OUT OF THE BOX THINKING IS DESIRABLE!

Wijith DeChickera muses what it will take to move a democratic republic out of the political doldrums into a safer and smarter state of mind

It’s the silly season all over again. Not ‘Christmas’ when sales and spirits hamstring common sense or even the second wave of ‘Corona’ whereby the state takes leave of its senses.

But a sort of a ‘forever yesterday’ when contesting nationalisms push and shove to press home their points of view.

The war may have ended. But we’re still in conflict over fact, truth, justice, reparations, assurances of no repetition of an ‘ethnic conflict’ much less terrorism. Worse still, we’re allowing international politics to hamstring our interests because we can’t agree on a local mechanism to bring closure to trauma and tragedy.

MISSING ETHOS To my mind, no government has ever worked long and hard enough, let alone sincerely, at defining and developing a national identity, which would embrace and prosper our motherland’s children.

Nor have citizens of sundry political or ideological shades striven diligently and conscientiously to jettison their divisive mentalities, which enabled our colonisers to divide and conquer. Now, rising neocolonialism issues fresh threats to our sovereignty.

So why can’t we – a small island with an insular demographic that has more in common with each other geographically and genetically – take a leaf out of the UN’s book? We islanders are far more like each other than say a citizen apiece of the US and China.

Yet, where the US and China can bring themselves to vote in unprecedented union to favour Myanmar’s democratic transition, we still wrestle with the United Nations itself from across widening chasms.

On the one hand, a heavy-handed administration hasn’t hesitated to slam the jackboot of military discipline into the back of a citizenry still wounded from years of debilitating war. On the other, the civilian population often exceeds the desires of reconciliation with the demands of hero worship.

To my mind, there are three agencies at work to our detriment.

MARCH MADNESS The first is ‘news’ only in the sense that it is old hat. Each year, we clamber aboard our respective bandwagons to visit the circus at the UNHRC.

Every year, we spout hot air or mouth platitudes about one set of ideologies or another and return to pay lip service to clichés such as sovereignty or territorial integrity, or devolution and power sharing. No foreign judges! No hybrid courts! No implementing the recommendations of past reports!

In the limit, we citizens – the silent masses – are the losers.

Is it not time Sri Lankans of all stripes – beaten, bearing scars, berating each other – began to think out of the box?

In the face of geopolitical threats, don’t we stand a greater chance of survival in a challenging decade by investing our energies in stronger more integrated national and foreign policies?

Do we want to remain vulnerably nonaligned, driven by prevailing regional winds?

Or can we unite to develop a safer stance on our national neutrality – one mooted by all citizens and mandated by international law?

Is it too much to ask government and opposition, as well as the three arms of the state, to unite to pursue this urgent and important task?

It is an acid test for a strong government not lacking a clear mandate. We hope it changes its mind…

MONEY MATTERS A second is that most voters are myopic about matters beyond election slogans and polls driven politics.

No amount of smoke and mirrors by canny politicos however, will deny Sri Lanka its day in the dock when it comes to repaying our international debt. Nor will we be able to plough forward if government is driven from the pillar of its electorate to the post of rollback from once friendly nations grown antagonistic to our state.

Is it not time to bury the hatchet between executive heads and legislative strongmen, conservative neoliberals and progressive socialists et al. – and emerge from the morass of politicking to the solider ground of statesmanship?

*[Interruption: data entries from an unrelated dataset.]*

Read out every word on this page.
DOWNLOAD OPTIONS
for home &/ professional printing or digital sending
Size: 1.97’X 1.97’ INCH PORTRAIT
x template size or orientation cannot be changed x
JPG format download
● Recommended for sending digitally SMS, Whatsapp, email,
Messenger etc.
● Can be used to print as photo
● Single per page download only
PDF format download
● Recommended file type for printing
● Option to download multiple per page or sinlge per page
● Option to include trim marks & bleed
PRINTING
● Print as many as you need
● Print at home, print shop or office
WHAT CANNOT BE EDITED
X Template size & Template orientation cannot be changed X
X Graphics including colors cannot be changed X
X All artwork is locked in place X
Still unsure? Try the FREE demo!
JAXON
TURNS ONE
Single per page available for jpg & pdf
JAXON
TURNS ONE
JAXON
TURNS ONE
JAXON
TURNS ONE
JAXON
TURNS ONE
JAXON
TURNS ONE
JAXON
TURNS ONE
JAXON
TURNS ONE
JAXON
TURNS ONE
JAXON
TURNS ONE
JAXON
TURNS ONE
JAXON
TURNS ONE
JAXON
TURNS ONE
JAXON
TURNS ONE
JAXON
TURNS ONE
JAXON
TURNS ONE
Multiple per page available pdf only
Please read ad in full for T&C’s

If the need of the hour is anything – abyss of bankruptcy, pandemic woes, external threats – it is a national governmental mindset.


Idealistic? Yes.

Imperative? Also, yes.

Implementable? Yes, again – now, not later; now, before Geneva, or New York or New Delhi, or Beijing begins to dictate terms to us. Where is our so-called national pride? Where is the professionalism and technocracy we were promised?

MILITARY MINDSET Last but not least is the citizenry’s seemingly stoic acceptance of creeping militarisation. Long past is the time when even apologists of the administration deemed it necessary under present circumstances.

Pity that its handling of the pandemic under an insensitive regime has demonised those who fall prey to SARS-Cov-2 and driven those suffering from COVID-19 underground. Such a stigmatising milieu is our loss.

More to the point, will a peace-loving people opt to remain silent in the face of its inherent dangers?

Have we not learned that discipline and virtue cannot be fostered by men in uniforms nor morality taught by minions of cynical mandarins who preach one law to the country but practise another ethos above the law to their cohorts?

Will we not, united as the US and China were at the UN recently, take a joint stand against a Myanmar ensuing here?